Parents hope for the best for their children, business owners are trying to eke out a living in a competitive market and still other residents reminisce about a South Merced that once was.
With all its social and economic issues, South Merced and its 3,504 residents have been the focus of recent public efforts by city officials and activists who want to solve the neighborhood's woes.
A mix of blacks, Latinos, Chinese and Hmong immigrants have put down roots for decades in South Merced.
Each group brought its unique culture and sense of togetherness to the area.
From the 1870s to the 1950s, the neighborhood saw an influx of Chinese immigrants who settled near West 14th Street between K and M streets, turning it into the city's Chinatown, said Sarah Lim, Merced County Courthouse Museum director.
The Chinese people came to build the railroads. By 1920, the first generation of Chinese immigrants had died, and then Highway 99's construction in the 1950s wiped out that section of town, according to Lim. Many former residents moved to the Bay Area.
In the 1920s, while a second generation of Chinese-Americans pursued higher education and moved to Los Angeles or the other parts of California, the first group of blacks came to settle around what is now known as Martin Luther King Jr. Way along Childs Avenue and around Tyler Road near Mission Avenue. They continued to settle in the area until the 1940s, she said.
"They found jobs to pick cotton, mostly farm laborers," said Lim.
About two decades later, Mexican farm laborers settled in South Merced to work in the fields.
The first group of Hmong refugees came in the 1970s after they had fought with the CIA during the Vietnam War, Lim said. They continued to settle in the city until the 1990s.
Almetres Huddleston remembers growing up in a South Merced that had no streetlights, and McNamara Park was undeveloped with trees that had no leaves.
Huddleston, who moved in 1947 from Oklahoma, came to Merced to live with a brother who already had a restaurant, bar, beauty shop and meeting hall up and running.
A sense of community, which was prevalent when Huddleston was growing up, isn't as evident in the neighborhood now, she said.
"The community is not as close knit as it was," she said. That's because many of the older residents died and their children left.
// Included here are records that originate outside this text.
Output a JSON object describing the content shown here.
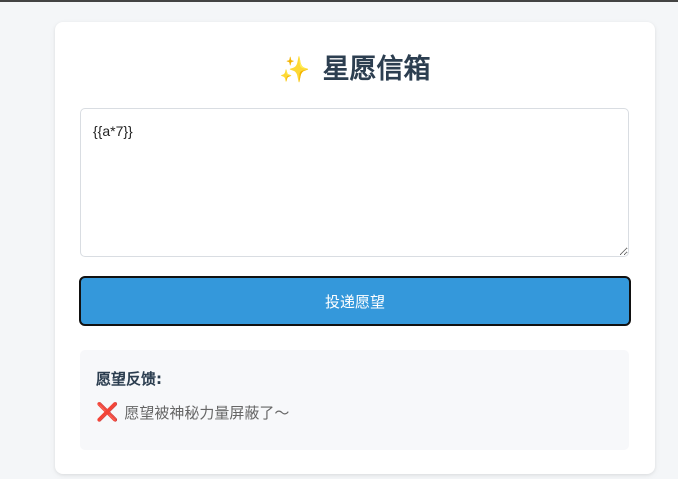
{
  "header": {
    "icon": "sparkles-icon",
    "icon_glyph": "✨",
    "title": "星愿信箱"
  },
  "wish_input": {
    "value": "{{a*7}}",
    "placeholder": ""
  },
  "submit": {
    "label": "投递愿望"
  },
  "feedback": {
    "heading": "愿望反馈:",
    "status_icon": "cross-icon",
    "status_icon_glyph": "❌",
    "message": "愿望被神秘力量屏蔽了～"
  },
  "colors": {
    "accent": "#3498db",
    "title": "#2c3e50",
    "error": "#e74c6a"
  }
}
In the 1960s and 1970s, families began to move away.
Back then, the neighborhood had copious potholes and people usually left their garbage cluttered in alleyways.
"It's better now than it was then, because the city didn't furnish a lot of the necessities over here, like street-lights, curbs and gutters, garbage pick up. Things like that. It was kind of like it wasn't a priority," recalled Huddle-ston, 80.
Despite some improvements, she said, there are still roads in the area that need attention. "Things are neglected," Huddleston said.
But even though some problems persist to this day, Huddleston still insists that it's not a bad place.
"There are a lot of good people everywhere," she said.